Why Your Agents Are Hallucinating: The Case for Context Engineering
The most common complaint we hear from engineering leaders piloting AI agents is: 'It works for small scripts, but it gets lost in our actual codebase.' The agent hallucinates imports, invents function signatures that don't exist, or simply gives up and asks the user to copy-paste code.
The Problem: Fragmented Context
Human engineers succeed because they build a mental map of the system over months. They know that changing the `User` model in `schema.prisma` requires a migration, an update to the tRPC router, and a frontend type regeneration. An agent dropping into the repo for the first time has none of this context.
Naive RAG (Retrieval Augmented Generation) often fails here. Chunking code by 500 tokens destroys the semantic linkage between files. If an agent retrieves the definition of a function but not the interface it implements, it cannot reason correctly about polymorphism.
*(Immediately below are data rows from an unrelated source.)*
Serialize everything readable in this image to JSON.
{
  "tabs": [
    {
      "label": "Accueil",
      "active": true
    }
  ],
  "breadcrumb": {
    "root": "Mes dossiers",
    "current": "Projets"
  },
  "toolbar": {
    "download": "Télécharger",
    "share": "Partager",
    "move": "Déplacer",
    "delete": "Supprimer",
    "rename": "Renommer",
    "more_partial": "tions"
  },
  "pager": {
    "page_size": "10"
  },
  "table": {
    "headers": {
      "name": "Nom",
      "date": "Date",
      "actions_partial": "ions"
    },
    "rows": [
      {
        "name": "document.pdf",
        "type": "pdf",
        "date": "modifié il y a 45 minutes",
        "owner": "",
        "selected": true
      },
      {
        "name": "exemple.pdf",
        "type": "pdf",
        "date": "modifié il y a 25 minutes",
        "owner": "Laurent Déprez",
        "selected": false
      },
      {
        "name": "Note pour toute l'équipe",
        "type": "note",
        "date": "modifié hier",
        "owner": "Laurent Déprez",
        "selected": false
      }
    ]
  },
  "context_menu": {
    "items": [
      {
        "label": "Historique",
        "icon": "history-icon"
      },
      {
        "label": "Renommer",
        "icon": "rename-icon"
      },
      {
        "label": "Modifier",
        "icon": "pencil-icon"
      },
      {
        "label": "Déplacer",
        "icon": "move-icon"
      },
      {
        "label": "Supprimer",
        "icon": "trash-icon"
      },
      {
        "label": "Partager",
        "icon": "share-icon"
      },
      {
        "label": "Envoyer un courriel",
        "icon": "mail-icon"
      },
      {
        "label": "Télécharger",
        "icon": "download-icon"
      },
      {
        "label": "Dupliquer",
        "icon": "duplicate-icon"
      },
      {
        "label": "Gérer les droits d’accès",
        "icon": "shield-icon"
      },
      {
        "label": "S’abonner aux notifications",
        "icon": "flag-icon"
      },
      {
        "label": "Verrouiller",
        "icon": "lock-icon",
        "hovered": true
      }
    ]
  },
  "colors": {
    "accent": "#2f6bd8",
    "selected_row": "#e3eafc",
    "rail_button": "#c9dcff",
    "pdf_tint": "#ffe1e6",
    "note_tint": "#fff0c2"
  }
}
The Solution: Unified Context Architecture
To fix this, we need to treat Context as an engineering discipline. This involves three layers:
- The AGENTS.md Standard: A human-written, machine-readable map of the repository's high-level architecture, conventions, and 'gotchas'.
- Tree-Sitter Based Indexing: Instead of chunking by lines, index by AST nodes (Classes, Functions, Interfaces) to preserve semantic integrity.
- Active Context Management: Using tools like compaction to summarize previous turns in the conversation, keeping the context window focused on the current task.
Implementing AGENTS.md
Place an `AGENTS.md` file in your root. It should act as the 'onboarding buddy' for your AI. Here is a production example:
# Agent Guidelines for @/src
## Tech Stack
- Frontend: Next.js 15 (App Router), Tailwind, Framer Motion
- Backend: Hono.js on Cloudflare Workers
- Database: Drizzle ORM + Neon Postgres
## Conventions
1. **Never** create new UI components without checking @/components/ui first.
2. All database mutations must happen via the `mutations/` folder.
3. Use `zod` for all runtime validation.
## Known Issues
- The auth middleware is currently brittle around edge functions. Mock it out for local tests.When we implemented this simple file at a Fortune 500 client, agent success rates on multi-file refactors jumped from 15% to 65% overnight. Context is not just helpful; it is the prerequisite for autonomy.